To find the maximum height reached by the ball, you can use the equation of motion for vertically thrown objects. The equation is:
h = (v^2) / (2g)
Where:
h is the maximum height
v is the initial velocity
g is the acceleration due to gravity (approximately -32.2 ft/s^2)
Now, substitute the given values into the equation:
h = (75.0 ft/s)^2 / (2 * -32.2 ft/s^2)
Calculating this expression step by step:
h = (5625 ft^2/s^2) / (-64.4 ft/s^2)
h ≈ -87.244 ft
Since height cannot be negative in this context, we take the positive value:
The maximum height reached by the ball is approximately 87.244 feet.
To find the maximum height reached by the ball, you need to use the equations of motion and apply them to the given situation.
First, let's consider the equation for the vertical motion of the ball:
h = h0 + v0t - (1/2)gt^2
Where:
- h is the final height (maximum height reached),
- h0 is the initial height (which we assume to be 0 in this case),
- v0 is the initial velocity (75.0 ft/s),
- g is the acceleration due to gravity (-32.2 ft/s^2), and
- t is the time taken.
Since we are interested in the maximum height, we need to find the time it takes for the ball to reach its peak. At this point, the vertical velocity (v) will be 0. We know that the initial velocity (v0) is 75.0 ft/s, and we assume the final velocity (vf) is 0 ft/s.
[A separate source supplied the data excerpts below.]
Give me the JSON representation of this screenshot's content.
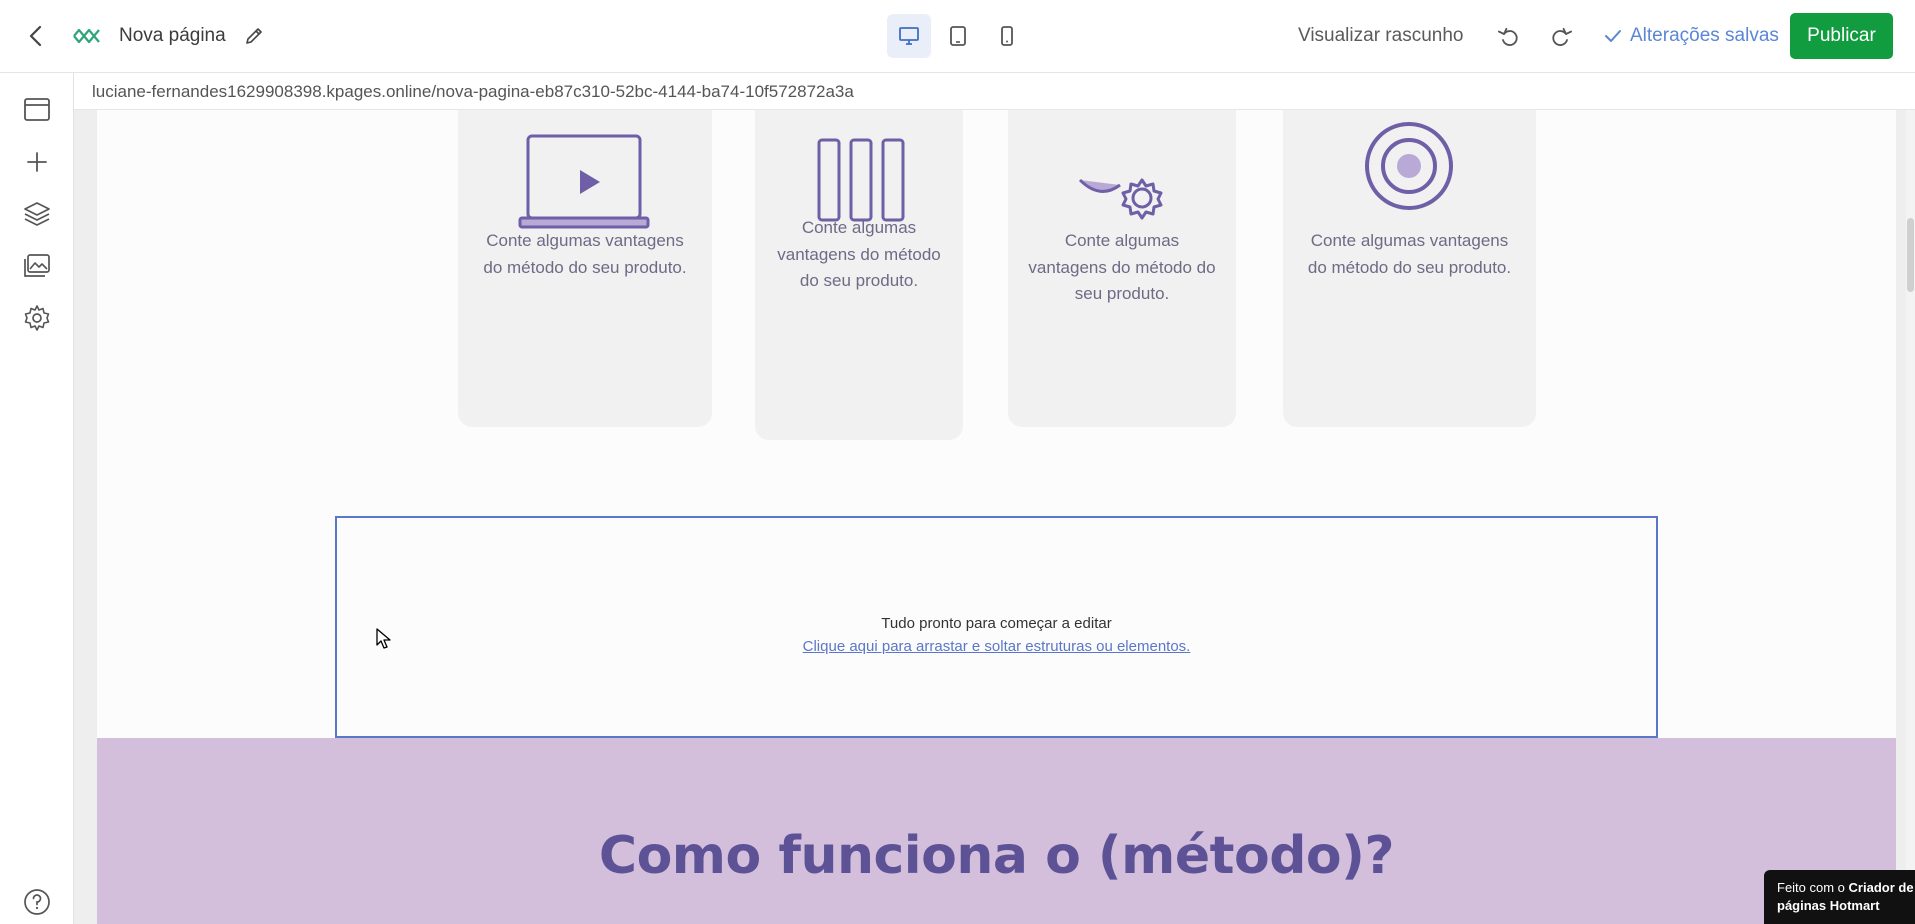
{
  "topbar": {
    "page_name": "Nova página",
    "preview_label": "Visualizar rascunho",
    "saved_label": "Alterações salvas",
    "publish_label": "Publicar",
    "active_device": "desktop",
    "devices": [
      "desktop-icon",
      "tablet-icon",
      "mobile-icon"
    ]
  },
  "sidebar": {
    "items": [
      "browser-window-icon",
      "plus-icon",
      "layers-icon",
      "gallery-icon",
      "gear-icon"
    ],
    "help_icon": "help-circle-icon"
  },
  "url": "luciane-fernandes1629908398.kpages.online/nova-pagina-eb87c310-52bc-4144-ba74-10f572872a3a",
  "cards": [
    {
      "icon": "video-laptop-icon",
      "text": "Conte algumas vantagens do método do seu produto."
    },
    {
      "icon": "bar-chart-icon",
      "text": "Conte algumas vantagens do método do seu produto."
    },
    {
      "icon": "gears-icon",
      "text": "Conte algumas vantagens do método do seu produto."
    },
    {
      "icon": "target-icon",
      "text": "Conte algumas vantagens do método do seu produto."
    }
  ],
  "dropzone": {
    "title": "Tudo pronto para começar a editar",
    "link": "Clique aqui para arrastar e soltar estruturas ou elementos."
  },
  "section_title": "Como funciona o (método)?",
  "badge": {
    "prefix": "Feito com o ",
    "strong1": "Criador de",
    "strong2": "páginas Hotmart"
  },
  "colors": {
    "accent_blue": "#5b86d6",
    "publish_green": "#119c40",
    "purple_section": "#d3bfdc",
    "title_purple": "#5d5296",
    "icon_purple": "#6e5fa6"
  }
}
Using the equation for vertical velocity:
vf = v0 + gt
We can solve for the time (t):
0 = 75.0 - 32.2t
Simplifying and solving for t:
32.2t = 75.0
t = 75.0 / 32.2
t ≈ 2.33 seconds.
Now that we have the time it takes for the ball to reach its peak, we can substitute this value into the equation for height:
h = h0 + v0t - (1/2)gt^2
Plugging in the values:
h = 0 + 75.0 * 2.33 - (1/2) * (-32.2) * (2.33)^2
Simplifying:
h ≈ 86.4 feet
Therefore, the maximum height reached by the ball is approximately 86.4 feet.